When the Scrum framework was first introduced, its creators coined the term “Product Owner”: a relatively tactical role—someone responsible for managing the backlog. But the word “owner” carries weight. It implies authority and seniority.

Fast forward to today’s product-centric operating models, and we see an odd inversion: Product Owners often report to Product Managers. When executives glance at an org chart, they scratch their heads—after all, “owner” sounds more senior than “manager.” This mismatch has persisted, with much ongoing industry controversy. Product thought leader Marty Cagan states “The rise of product owners has done more damage to the craft of product than anything else I can think of in the past 40 years” and calls for its sunset. Yet the Scrum community continues to hold firm to its original definition, leaving us with another case of terminological confusion that destroys value.

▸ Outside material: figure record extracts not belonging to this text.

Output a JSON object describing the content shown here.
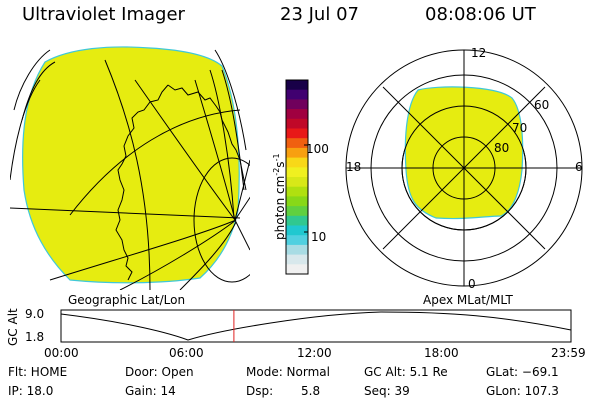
{
  "header": {
    "title": "Ultraviolet Imager",
    "date": "23 Jul 07",
    "time": "08:08:06 UT"
  },
  "left_panel": {
    "caption": "Geographic Lat/Lon",
    "fill_color": "#e6ec10"
  },
  "colorbar": {
    "axis_label": "photon cm",
    "exp1": "-2",
    "mid": "s",
    "exp2": "-1",
    "tick_100": "100",
    "tick_10": "10",
    "colors": [
      "#f0f0f0",
      "#d8e8ec",
      "#a8dce4",
      "#50d0e0",
      "#20c8d0",
      "#30c890",
      "#60d040",
      "#88d818",
      "#b0e010",
      "#d8e818",
      "#f0f020",
      "#f8d818",
      "#f8a010",
      "#f06010",
      "#e81818",
      "#c00828",
      "#a00040",
      "#70005c",
      "#400070",
      "#180048"
    ]
  },
  "right_panel": {
    "caption": "Apex MLat/MLT",
    "mlt_labels": {
      "top": "12",
      "left": "18",
      "right": "6",
      "bottom": "0"
    },
    "lat_labels": [
      "60",
      "70",
      "80"
    ],
    "fill_color": "#e6ec10"
  },
  "alt_plot": {
    "ylabel": "GC Alt",
    "yticks": [
      "9.0",
      "1.8"
    ],
    "xticks": [
      "00:00",
      "06:00",
      "12:00",
      "18:00",
      "23:59"
    ],
    "current_time_hours": 8.135,
    "marker_color": "#e02020"
  },
  "info": {
    "flt": "Flt: HOME",
    "ip": "IP: 18.0",
    "door": "Door: Open",
    "gain": "Gain: 14",
    "mode": "Mode: Normal",
    "dsp": "Dsp:",
    "dsp_val": "5.8",
    "gcalt": "GC Alt: 5.1 Re",
    "seq": "Seq: 39",
    "glat": "GLat: −69.1",
    "glon": "GLon: 107.3"
  }
}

The point is simple: language matters, and sometimes terminology needs to be challenged and retired. As an industry analyst, part of my job is to surface these issues and contribute to the conversation. I don’t think genAI will play that role any time soon….


*BladeLogic and Opsware were acquired by BMC and HP, respectively. Progress Software bought Chef and Perforce bought Puppet. And of course much of element config is now handled automatically with Docker and Kubernetes.